Les jeunes Amants de Carine Tardieu - 2022
Je viens ruiner 16 ans de dur labeur shangolien pour éviter de faire entrer la funeste Carine Tardieu dans la liste des réalisateurs commentés (entre Tarantino et Tarkovski...). Désolé. J'avais l'excuse ici d'un scénario que l'intéressante Solveig Anspach n'a pas eu le temps de filmer. C'est donc Tardieu qui prend le relais, et qui saccage bien entendu tout le travail d'origine, qu'on imagine délicat pour le moins. Voici donc l'amourette d'un "jeune" cinquantenaire marié (Melvil Poupaud, dont il faudra bien un jour reconnaître qu'il n'est pas l'acteur du siècle non plus) pour une petite vieille (Fanny Ardant, volontaire). Z'imaginez le questionnement que ça pose, en terme de regards des autres et d'acceptation de soi-même ? On va avoir droit à tout le catalogue psychologique prévu, depuis la femme trahie qui ne comprend pas comment on peut lui préférer une septuagénaire (c'est Cécile de France, et moi je comprends très bien, du coup, d'autant plus que le maquilleur a forcé sur le fond de teint : c'est Céclle de France orange) jusqu'à l'intéressée elle-même qui se demande si elle a encore droit à l'amour, si elle est encore désirable, et si le caméraman capte son bon profil.
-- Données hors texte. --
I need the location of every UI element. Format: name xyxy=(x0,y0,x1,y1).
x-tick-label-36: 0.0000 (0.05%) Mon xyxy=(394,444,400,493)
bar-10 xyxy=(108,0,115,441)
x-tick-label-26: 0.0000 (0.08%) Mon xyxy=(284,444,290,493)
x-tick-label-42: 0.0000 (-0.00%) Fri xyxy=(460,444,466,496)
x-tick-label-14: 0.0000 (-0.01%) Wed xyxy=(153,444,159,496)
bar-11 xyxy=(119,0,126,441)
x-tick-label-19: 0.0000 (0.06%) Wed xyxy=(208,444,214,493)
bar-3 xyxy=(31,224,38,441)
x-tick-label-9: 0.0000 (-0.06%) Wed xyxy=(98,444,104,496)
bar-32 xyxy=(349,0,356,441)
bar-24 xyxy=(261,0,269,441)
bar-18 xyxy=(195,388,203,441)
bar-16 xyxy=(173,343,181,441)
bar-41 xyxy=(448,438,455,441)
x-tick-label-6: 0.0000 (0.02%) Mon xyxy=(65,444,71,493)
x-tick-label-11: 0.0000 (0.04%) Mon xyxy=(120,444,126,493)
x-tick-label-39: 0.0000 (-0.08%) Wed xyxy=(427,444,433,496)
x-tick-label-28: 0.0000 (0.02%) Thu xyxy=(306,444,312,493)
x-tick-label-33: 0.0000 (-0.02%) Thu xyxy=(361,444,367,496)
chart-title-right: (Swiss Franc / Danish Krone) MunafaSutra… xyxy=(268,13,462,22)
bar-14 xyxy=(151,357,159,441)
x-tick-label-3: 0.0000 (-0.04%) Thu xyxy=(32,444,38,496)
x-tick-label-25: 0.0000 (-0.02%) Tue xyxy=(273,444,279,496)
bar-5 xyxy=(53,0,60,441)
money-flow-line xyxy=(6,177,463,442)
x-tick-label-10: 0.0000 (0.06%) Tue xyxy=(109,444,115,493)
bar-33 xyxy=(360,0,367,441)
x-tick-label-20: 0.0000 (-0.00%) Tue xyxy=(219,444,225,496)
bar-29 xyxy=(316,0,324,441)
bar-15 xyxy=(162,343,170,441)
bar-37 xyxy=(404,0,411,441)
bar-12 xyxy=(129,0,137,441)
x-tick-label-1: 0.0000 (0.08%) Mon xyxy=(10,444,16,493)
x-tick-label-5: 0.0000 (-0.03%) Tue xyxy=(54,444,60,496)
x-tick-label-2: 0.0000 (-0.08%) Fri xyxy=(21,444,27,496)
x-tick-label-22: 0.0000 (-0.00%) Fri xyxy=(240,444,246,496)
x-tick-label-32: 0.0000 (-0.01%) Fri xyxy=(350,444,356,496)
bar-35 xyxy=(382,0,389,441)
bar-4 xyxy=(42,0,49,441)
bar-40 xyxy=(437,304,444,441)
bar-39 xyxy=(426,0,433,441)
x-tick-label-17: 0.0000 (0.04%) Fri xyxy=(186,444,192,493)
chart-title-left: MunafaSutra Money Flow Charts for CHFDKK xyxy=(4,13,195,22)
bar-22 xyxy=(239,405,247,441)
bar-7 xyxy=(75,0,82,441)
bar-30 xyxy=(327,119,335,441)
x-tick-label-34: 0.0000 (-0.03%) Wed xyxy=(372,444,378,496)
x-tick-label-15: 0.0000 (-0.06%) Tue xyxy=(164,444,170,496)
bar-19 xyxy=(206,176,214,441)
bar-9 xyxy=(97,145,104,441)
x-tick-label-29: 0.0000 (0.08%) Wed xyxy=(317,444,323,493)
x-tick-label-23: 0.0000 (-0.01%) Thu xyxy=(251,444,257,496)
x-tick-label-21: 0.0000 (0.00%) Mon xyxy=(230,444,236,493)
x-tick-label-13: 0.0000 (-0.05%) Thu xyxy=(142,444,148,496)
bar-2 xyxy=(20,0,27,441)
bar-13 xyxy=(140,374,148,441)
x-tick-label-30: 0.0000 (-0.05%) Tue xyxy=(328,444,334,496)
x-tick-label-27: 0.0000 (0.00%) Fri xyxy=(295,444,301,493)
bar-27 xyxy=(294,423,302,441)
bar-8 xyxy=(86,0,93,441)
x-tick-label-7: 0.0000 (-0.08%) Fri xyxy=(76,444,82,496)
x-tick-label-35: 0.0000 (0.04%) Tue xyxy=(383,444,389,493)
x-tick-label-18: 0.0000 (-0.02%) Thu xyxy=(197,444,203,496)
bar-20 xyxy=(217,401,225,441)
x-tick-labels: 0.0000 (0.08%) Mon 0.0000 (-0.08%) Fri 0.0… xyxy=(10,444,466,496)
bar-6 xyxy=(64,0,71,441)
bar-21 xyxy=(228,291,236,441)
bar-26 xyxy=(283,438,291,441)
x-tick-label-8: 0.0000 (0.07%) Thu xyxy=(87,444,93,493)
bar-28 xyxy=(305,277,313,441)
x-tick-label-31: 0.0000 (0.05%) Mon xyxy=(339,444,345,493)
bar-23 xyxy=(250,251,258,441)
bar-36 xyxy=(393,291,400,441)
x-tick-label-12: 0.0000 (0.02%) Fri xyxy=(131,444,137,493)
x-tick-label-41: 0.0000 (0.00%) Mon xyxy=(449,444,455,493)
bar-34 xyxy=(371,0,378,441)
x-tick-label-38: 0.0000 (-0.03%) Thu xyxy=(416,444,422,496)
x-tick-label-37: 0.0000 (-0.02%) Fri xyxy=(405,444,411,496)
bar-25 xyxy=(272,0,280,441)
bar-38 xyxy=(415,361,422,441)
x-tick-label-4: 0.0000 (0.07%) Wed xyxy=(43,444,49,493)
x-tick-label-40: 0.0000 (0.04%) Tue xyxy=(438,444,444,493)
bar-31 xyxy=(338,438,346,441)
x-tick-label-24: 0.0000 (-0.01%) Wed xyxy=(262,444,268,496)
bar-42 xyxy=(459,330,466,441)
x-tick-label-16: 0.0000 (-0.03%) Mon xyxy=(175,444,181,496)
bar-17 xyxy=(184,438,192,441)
Le seul à ne pas douter, c'est notre bon Pierre, qui croit en la "forceu de l'Amur" et ira jusqu'au bout de ses efforts (et jusqu'à pénurie de larmes) pour prouver que, oui, la passion est possible entre une grand-mère et un sosie de Shang. C'est beau, ça rassure, la vie est belle comme une mélodie de Bach (qu'on entend plus souvent qu'à son tour dans la bande-son pianistico-romantique).
On s'en tamponne le coquillard. On s'en frotte le nombril avec la brosse de l'indifférence. On s'en tape. Rien à foutre. Cette histoire sans aucune importance et sans enjeu (je n'ai pas bien vu où était le problème, moi, et pourquoi ces gens pleurent toutes les larmes de leur corps) vous tombe des yeux sitôt la première bobine passée. Dans celle-ci, à la rigueur, on sourit à cette gentille dragouille entre nos deux compères, on note la justesse de quelques détails (la coquille dans les sms), on s'amuse à voir notre Poupaud rivaliser de stratagèmes en mousse pour séduire sa Fanny. Mais dès que la passion éclate, puisqu'on nous dit que passion il y a, on déchante. D'abord parce qu'en termes de passion, on a l'impression de passer tout de suite de la séduction à la rupture. Le film ne fait absolument pas exister ce couple, ne nous montre pas ce qui l'anime, échoue en un mot à filmer l'amour. On ne croit pas une seconde à cette passion, non pas à cause de la fameuse différence d'âge qui est censée être l'enjeu du film, mais à cause de l'incapacité de Tardieu à filmer des scènes intimes qui ne soient pas des drames larmoyants. Autre défaut terrible du film : Tardieu ne sait cadrer que des têtes qui parlent. Le corps est le grand absent du film, la question de la sexualité est envoyée dans les choux, alors qu'il me semble que c'est LE sujet à aborder. La caméra se livre à diverses acrobaties ridicules pour éviter de filmer l'actrice dans son plus simple appareil, c'est désolant.
Et puis, il y a une grande malhonnêteté à choisir Fanny Ardant (qui est très bien, je reconnais) pour le rôle : trop belle, trop "légendaire" en fin de compte. N'importe qui tomberait amoureux d'elle. Le courage aurait été d'engager une femme "normale", une vraie septuagénaire pour jouer le rôle ; là ça aurait été interrogeant, là ça aurait eu du panache de voir Poupaud tomber dingue de cette femme. Au milieu de toutes ces erreurs, Tardieu louvoie en prenant son air empreint de sensibilité et de gravité et livre un pensum pour petits vieux abonnés à Marie-Claire complètement privé de tension, de drames, de passion, de sexe, et même de problèmes, ce qui fait qu'on finit par se demander où est la nécessité de cette petite daube téléfilmesque, emplie d'une sororité hors-d'âge et d'une fausse humanité très énervante.